Separating fact from fiction: A closer look at Kony 2012
Published: Wednesday, April 25, 2012 - 3:38pm
On March 5, a 30-minute film was released on YouTube that would send the internet community into a frenzy. Created by a group called Invisible Children, it focused on a man named Joseph Kony in an attempt to make him so well-known and despised that the public would demand his arrest.
Although Kony 2012 was uploaded to Vimeo three weeks before it showed up on YouTube, most people came across the film when a YouTube version began to circle around; Kony 2012 has since accumulated about 88.5 million views.
The film catered to the emotions of anyone who lives a comfortable, relatively safe life. It talked about the Lord's Resistance Army and the atrocities its leader, Joseph Kony, had committed, in particular, the abduction of children to make them child soldiers in his private army.
Jason Russell, the driving force of Invisible Children and the narrator of Kony 2012, was able to spread his message to the far reaches of American teenagers and college students. He preached that Joseph Kony needed to be arrested this year, and that the only way that would happen is if Americans make a big deal out of the situation described. He told watchers that if policy makers were convinced to send more American troops to assist the Ugandan government, Kony would be arrested and the situation would be resolved.
Kony 2012 effectively split the internet in half.
Half instantly supported the cause, re-posting the video and encouraging others to do the same. Twitter and Facebook were bombarded with tweets and statuses praising Invisible Children and expressing their hatred for Joseph Kony.
The other half responded with outrage, not at people going after Kony, but at Invisible Children itself. Many articles, blog posts, and videos appeared that explained how they felt that Invisible Children is taking advantage of a very complex and age-old issue. One post described the situation as "smelling a lot like the 'white man's burden.'"
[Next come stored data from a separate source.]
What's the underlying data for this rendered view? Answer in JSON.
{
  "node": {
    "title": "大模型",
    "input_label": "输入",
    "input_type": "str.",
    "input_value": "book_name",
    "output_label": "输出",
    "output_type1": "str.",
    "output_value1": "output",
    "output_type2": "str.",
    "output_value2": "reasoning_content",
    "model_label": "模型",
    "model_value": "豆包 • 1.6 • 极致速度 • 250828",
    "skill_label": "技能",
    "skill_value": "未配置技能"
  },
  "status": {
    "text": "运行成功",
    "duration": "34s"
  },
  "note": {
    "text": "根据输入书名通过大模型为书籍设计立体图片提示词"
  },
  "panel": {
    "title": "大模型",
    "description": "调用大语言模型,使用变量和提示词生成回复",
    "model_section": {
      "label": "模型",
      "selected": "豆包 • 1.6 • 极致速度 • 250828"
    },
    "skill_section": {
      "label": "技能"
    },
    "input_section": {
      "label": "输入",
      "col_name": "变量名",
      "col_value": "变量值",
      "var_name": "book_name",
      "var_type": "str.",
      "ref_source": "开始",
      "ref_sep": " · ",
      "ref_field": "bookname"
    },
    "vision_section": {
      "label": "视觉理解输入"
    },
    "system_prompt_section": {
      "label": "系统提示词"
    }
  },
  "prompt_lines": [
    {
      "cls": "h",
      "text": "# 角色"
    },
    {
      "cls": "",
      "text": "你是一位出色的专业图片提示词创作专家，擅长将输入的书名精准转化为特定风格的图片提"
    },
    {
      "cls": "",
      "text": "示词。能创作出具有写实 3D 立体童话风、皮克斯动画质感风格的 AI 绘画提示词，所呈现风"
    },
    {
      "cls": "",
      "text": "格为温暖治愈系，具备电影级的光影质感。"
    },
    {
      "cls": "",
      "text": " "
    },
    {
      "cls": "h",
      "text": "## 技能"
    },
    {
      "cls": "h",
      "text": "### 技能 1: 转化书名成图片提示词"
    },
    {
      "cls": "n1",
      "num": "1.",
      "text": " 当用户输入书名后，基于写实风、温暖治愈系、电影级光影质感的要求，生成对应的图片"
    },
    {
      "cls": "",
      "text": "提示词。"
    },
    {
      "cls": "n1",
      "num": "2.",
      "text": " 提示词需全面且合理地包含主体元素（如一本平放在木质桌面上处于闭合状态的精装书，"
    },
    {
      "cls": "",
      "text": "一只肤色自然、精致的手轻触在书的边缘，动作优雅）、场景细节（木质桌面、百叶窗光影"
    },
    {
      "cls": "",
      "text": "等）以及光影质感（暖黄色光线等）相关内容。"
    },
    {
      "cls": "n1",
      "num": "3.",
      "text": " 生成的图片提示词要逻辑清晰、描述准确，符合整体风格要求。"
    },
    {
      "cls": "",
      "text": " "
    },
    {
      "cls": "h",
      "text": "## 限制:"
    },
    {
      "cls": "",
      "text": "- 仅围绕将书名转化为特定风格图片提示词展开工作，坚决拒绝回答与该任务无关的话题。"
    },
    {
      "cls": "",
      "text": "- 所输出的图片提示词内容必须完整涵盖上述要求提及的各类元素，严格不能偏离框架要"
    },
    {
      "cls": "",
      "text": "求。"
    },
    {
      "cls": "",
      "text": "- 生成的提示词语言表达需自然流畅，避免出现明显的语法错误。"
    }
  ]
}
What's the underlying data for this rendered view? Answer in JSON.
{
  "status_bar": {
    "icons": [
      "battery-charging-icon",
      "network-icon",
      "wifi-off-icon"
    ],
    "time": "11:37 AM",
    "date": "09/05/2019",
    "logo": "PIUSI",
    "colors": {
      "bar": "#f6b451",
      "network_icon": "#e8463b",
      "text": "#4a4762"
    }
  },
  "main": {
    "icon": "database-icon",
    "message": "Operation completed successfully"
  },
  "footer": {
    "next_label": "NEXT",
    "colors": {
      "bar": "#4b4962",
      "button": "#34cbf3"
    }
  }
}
The general response from Ugandans and other African countries to the video and Invisible Children is very negative as well. In a Democracy Now article covering the initial screening of the film in Uganda, Victor Ochen of the African Youth Initiative Network said that the crowd was angered because they felt that the film portrayed the situation and the victims in an insensitive and inaccurate light.
Invisible Children has been called out on being very loose with the truth regarding the actual situation in Uganda, including its government, as well as their transparency with how they use their donation money. While playing to the emotions of the viewers, Jason Russell failed to mention in the video that the Ugandan government and military, which the money donated to Kony 2012 supports, have committed grave atrocities that rival what Kony has done. Rape, in particular, is one method of oppression the army has employed on its victims.
The main issue with the way Invisible Children operates is the way they take advantage of the "fad culture" that is present in the United States. While taking advantage of that "fad culture" is a successful way to get everyone talking about a certain subject, it makes it almost impossible for any truthful yet contradictory information to reach the masses.
The highly emotional aspect of the video makes it tempting to surrender yourself to Invisible Children, and many have. Once that happens, it becomes difficult for Invisible Children to lose supporters. This is good for them, but very unfair when it comes to the need for complete honesty surrounding important issues and people like Joseph Kony and the Lord's Resistance Army.
Furthermore, although the organization claims to have complete transparency regarding their finances, I still feel uncomfortable with the vague information they have disclosed. In the recent video they released, Thank You, KONY 2012 Supporters, the CEO of Invisible Children, Ben Keesey, discussed the finances of the organization. He went over each area of Invisible Children's finances, but did not discuss how the higher-ups of the organization are paid. For me, this is all too suspicious and tears down his attempt at validating Invisible Children's claim of complete financial transparency.
Thus, I leave you with a plea to not let the conversation about these issues die. Asking questions really is the only way to to ensure that no one becomes complacent with the information presented to them.
While you should not let this be just a fad, there are other ways to help eliminate the violence in central African countries without necessarily supporting Invisible Children. For instance, organizations such as Come, Let's Dance are much more straightforward about their work in Uganda. Giving money to credible organizations or actually volunteering in foreign countries are better ways of becoming involved in relief efforts.